Holding out a warning over the country’s food security coming under stress in the next decade, Dr. Singh said: “Global trends in food production and prices and our own demand patterns of consumption are going to put increasing pressure on both the availability and prices of basic food items” and pointed out that these pressures would have to be managed to ensure that “our food planning adjusts to the emerging market realities.”

The draft for the Plan, for the five years begun April 2007, aims to hike the average GDP (gross domestic product) growth rate to nine per cent from the 7.6 per cent achieved during 2002-07. Also, with a doubling of the plan outlay to Rs. 36,44,718 crore, the document seeks to make growth more inclusive through higher outlays for priority sector programmes. Of the total plan size, the Centre’s gross budgetary support (GBS) would be Rs. 14,00,000 crore.

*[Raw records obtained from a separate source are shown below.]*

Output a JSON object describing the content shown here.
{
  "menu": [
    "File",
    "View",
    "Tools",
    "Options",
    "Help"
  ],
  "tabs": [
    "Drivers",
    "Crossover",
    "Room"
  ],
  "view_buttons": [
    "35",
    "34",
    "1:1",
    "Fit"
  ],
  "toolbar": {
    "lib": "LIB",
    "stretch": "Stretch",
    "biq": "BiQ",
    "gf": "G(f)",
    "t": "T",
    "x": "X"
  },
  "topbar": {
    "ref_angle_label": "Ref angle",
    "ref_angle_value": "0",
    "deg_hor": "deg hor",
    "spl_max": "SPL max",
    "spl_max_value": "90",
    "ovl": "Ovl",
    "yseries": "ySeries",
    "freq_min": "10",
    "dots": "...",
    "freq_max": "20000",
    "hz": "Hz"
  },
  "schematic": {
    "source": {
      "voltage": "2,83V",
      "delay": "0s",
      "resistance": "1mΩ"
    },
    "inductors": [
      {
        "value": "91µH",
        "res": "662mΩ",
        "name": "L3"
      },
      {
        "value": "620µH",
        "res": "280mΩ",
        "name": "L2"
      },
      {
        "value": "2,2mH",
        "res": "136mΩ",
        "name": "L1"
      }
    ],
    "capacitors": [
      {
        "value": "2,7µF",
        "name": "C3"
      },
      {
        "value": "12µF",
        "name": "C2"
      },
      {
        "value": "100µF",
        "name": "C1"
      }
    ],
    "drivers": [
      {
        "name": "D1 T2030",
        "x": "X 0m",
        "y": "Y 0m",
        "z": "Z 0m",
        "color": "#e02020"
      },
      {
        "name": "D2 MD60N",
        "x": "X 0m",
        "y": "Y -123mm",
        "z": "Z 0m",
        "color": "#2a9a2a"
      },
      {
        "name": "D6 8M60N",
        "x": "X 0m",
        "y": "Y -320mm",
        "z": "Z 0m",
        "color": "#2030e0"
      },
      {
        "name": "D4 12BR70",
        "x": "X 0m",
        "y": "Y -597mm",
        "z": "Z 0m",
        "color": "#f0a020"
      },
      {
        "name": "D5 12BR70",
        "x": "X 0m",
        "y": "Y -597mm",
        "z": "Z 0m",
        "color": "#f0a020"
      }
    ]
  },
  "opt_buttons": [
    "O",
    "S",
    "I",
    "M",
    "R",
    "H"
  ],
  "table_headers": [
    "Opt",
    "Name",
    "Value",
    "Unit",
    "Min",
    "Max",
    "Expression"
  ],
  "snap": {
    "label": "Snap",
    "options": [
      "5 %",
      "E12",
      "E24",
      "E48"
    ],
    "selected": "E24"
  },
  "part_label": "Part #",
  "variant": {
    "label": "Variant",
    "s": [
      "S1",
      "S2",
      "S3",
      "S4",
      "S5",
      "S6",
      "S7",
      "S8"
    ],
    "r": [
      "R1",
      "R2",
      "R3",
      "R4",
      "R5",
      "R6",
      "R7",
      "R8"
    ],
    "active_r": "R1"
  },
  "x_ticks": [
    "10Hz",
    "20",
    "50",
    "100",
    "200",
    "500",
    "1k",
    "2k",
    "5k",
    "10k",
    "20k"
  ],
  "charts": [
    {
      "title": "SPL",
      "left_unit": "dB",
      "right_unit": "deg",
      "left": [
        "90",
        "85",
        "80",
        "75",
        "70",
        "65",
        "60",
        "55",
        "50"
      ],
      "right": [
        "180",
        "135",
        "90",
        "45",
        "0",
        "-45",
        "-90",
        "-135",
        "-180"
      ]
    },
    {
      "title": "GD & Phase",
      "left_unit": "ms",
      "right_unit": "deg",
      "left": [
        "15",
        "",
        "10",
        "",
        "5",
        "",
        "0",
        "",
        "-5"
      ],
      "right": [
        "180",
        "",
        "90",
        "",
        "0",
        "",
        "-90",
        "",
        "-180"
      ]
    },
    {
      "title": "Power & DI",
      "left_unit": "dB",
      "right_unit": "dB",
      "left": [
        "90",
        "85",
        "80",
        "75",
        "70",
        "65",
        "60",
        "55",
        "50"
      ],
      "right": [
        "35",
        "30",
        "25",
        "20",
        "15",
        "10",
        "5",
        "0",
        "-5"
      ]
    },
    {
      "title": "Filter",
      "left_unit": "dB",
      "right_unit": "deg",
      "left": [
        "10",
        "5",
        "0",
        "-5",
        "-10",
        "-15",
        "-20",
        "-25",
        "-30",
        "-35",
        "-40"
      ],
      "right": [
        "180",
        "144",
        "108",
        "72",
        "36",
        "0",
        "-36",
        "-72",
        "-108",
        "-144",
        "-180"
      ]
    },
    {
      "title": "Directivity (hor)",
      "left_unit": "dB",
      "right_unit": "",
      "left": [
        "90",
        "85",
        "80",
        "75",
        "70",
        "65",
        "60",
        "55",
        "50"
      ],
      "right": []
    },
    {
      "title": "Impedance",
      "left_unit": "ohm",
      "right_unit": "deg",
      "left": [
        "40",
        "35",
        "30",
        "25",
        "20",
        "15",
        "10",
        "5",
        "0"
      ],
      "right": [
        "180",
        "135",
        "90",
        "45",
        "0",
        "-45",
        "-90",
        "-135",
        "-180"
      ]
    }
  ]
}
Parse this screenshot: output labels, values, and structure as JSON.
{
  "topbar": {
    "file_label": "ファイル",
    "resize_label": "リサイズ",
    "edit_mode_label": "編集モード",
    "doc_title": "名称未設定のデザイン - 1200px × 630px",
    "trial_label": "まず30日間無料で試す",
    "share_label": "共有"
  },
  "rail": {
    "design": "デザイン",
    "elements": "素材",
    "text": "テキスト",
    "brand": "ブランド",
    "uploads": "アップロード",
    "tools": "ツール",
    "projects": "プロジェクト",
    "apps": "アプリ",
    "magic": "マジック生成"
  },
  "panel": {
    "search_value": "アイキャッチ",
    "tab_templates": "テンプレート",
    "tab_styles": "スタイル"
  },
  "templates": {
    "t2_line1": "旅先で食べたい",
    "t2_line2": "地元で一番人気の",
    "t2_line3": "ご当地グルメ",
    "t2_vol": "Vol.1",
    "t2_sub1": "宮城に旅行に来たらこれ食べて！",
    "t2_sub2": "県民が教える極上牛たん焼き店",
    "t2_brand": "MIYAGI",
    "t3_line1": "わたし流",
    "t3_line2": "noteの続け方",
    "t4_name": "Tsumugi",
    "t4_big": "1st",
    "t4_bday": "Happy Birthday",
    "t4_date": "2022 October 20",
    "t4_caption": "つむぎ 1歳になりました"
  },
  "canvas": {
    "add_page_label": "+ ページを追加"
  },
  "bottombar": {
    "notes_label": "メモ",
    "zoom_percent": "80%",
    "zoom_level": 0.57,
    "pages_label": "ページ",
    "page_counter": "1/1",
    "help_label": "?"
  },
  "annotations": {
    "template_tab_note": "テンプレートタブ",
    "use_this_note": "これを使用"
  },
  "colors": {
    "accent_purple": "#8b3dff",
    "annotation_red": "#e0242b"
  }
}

The plan has also fixed certain important targets which include taking industrial and services sector growth to 9-11 per cent and investment rate to 36.7 per cent.

Generating jobs

The plan draft aims to reduce the level of poverty by 10 percentage points by way of generating 70 million new jobs during the five-year period as also to ensure electricity connection to all villages. With various monitorable targets set for various priority programmes at the Central and State levels, the thrust of the plan document is on social sectors, agriculture and rural development.

The education sector is set to be a big beneficiary with the plan document seeking to increase the allocation to 19.36 per cent of the GBS from 7.68 per cent in the Tenth Plan. Already, the government has drawn up a comprehensive plan to improve primary, secondary and higher education, including the setting up of new IITs, IIMs and colleges.

Dr. Singh pointed out that agricultural growth, having averaged about four per cent in the last two years, was likely to remain at the same level during the current fiscal also.

Turning to the issue of more inclusive growth, he said that the high nine per cent growth achieved during the first four years of the UPA regime should not be restricted to “isolated pockets or to certain sections of society.”

The growth process, he said, should be far more broad-based and the plan would draw up a roadmap for achieving such inclusive growth. The growth tempo and target of nine to 10 per cent for the plan period must be maintained and the government must ensure that the delivery services of empowerment programmes were effective and free of leakages, he said.